Principales barreras que afectan los procesos de integración

En el artículo anterior, analizamos cómo era probable que frente a los efectos de la pandemia, se retomaran con más fuerza los procesos de integración y fusión entre firmas legales.

Es entendible que cuando se explora la idea de integrarse con otro estudio emerjan temores entre los socios. Es natural que se produzca, debido a que una integración involucra ceder espacios de poder y en cierto grado afectar el sentido original de una firma que se ha formado con esfuerzo y dedicación.

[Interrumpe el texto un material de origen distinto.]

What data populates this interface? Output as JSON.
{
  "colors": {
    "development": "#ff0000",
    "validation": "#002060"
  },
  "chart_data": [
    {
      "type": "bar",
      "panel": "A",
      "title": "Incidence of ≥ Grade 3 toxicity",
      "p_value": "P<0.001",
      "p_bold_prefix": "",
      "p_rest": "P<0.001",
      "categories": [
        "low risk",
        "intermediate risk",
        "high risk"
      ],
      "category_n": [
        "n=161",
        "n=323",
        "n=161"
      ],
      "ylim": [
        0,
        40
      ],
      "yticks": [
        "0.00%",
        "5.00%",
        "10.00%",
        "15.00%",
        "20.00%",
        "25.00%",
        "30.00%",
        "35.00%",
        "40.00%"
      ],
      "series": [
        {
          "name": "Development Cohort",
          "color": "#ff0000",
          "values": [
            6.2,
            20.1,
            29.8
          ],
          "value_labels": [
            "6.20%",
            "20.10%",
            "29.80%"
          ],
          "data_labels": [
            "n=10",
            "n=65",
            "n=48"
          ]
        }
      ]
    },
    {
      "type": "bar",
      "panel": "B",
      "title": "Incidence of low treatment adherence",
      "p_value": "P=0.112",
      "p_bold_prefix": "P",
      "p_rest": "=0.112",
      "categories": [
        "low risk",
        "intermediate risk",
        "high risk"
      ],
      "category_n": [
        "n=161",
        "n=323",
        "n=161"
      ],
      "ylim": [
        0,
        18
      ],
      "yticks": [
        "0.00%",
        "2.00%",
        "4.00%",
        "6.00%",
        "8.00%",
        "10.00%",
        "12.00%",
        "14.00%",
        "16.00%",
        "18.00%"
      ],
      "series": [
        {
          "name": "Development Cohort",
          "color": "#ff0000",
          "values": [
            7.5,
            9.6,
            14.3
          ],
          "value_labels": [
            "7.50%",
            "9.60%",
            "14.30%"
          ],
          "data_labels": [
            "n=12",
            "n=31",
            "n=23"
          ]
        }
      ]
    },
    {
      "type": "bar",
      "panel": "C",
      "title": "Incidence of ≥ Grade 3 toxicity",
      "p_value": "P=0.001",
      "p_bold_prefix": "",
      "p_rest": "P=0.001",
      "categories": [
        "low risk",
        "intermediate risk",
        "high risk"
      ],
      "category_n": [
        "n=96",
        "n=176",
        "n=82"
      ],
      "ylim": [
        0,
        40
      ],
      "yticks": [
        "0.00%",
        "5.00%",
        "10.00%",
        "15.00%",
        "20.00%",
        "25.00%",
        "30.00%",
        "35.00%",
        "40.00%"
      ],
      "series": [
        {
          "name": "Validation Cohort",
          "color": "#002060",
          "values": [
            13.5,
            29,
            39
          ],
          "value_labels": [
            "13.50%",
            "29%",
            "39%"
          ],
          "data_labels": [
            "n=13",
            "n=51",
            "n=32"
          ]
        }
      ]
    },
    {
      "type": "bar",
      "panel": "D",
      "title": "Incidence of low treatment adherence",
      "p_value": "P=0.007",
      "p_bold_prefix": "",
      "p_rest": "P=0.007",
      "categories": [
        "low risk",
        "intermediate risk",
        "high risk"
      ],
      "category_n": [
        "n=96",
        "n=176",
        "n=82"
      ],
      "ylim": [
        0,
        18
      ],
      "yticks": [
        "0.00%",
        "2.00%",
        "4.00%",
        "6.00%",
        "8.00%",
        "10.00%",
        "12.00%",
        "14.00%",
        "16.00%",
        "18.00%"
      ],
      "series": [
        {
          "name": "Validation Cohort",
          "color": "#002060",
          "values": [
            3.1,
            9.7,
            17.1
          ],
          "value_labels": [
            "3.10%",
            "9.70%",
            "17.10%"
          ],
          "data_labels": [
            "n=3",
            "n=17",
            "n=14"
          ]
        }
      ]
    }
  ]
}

Este temor puede ser superado sosteniendo relaciones de confianza y franqueza que incluyan la expresión de esos temores, buscando encontrar (en conjunto) caminos que demuestren que el valor de la integración es superior a los temores que se presentan.

Para lograr una integración, es conveniente salvar ciertas barreras presentes en estos procesos y que se pueden resumir en lo siguiente:

  1. Mantener posturas de imposición o a la defensiva. Lo razonable es conversar con apertura y buscar acuerdos, expresando los propósitos de mayor altura.
  2. Tener una tendencia, natural, a la valoración de su propia firma por sobre aquella con la que se espera generar una integración. Una visión objetiva del valor del otro y su aporte al proyecto común puede ser de ayuda.
  3. Temor a generar una pérdida de clientes producto de la integración, generando espacios de incertidumbre si la integración no prospera.
  4. Prejuicios respecto a que la integración genera complejidades difíciles de superar, respecto al funcionamiento conjunto y la difícil adaptabilidad en el nuevo escenario. 
  5. La sensación de pérdida de la marca propia también hace que el proceso se dificulte, siendo este factor posible de resolver si se pone foco en la ganancia del proyecto conjunto por sobre los intereses particulares de cada firma.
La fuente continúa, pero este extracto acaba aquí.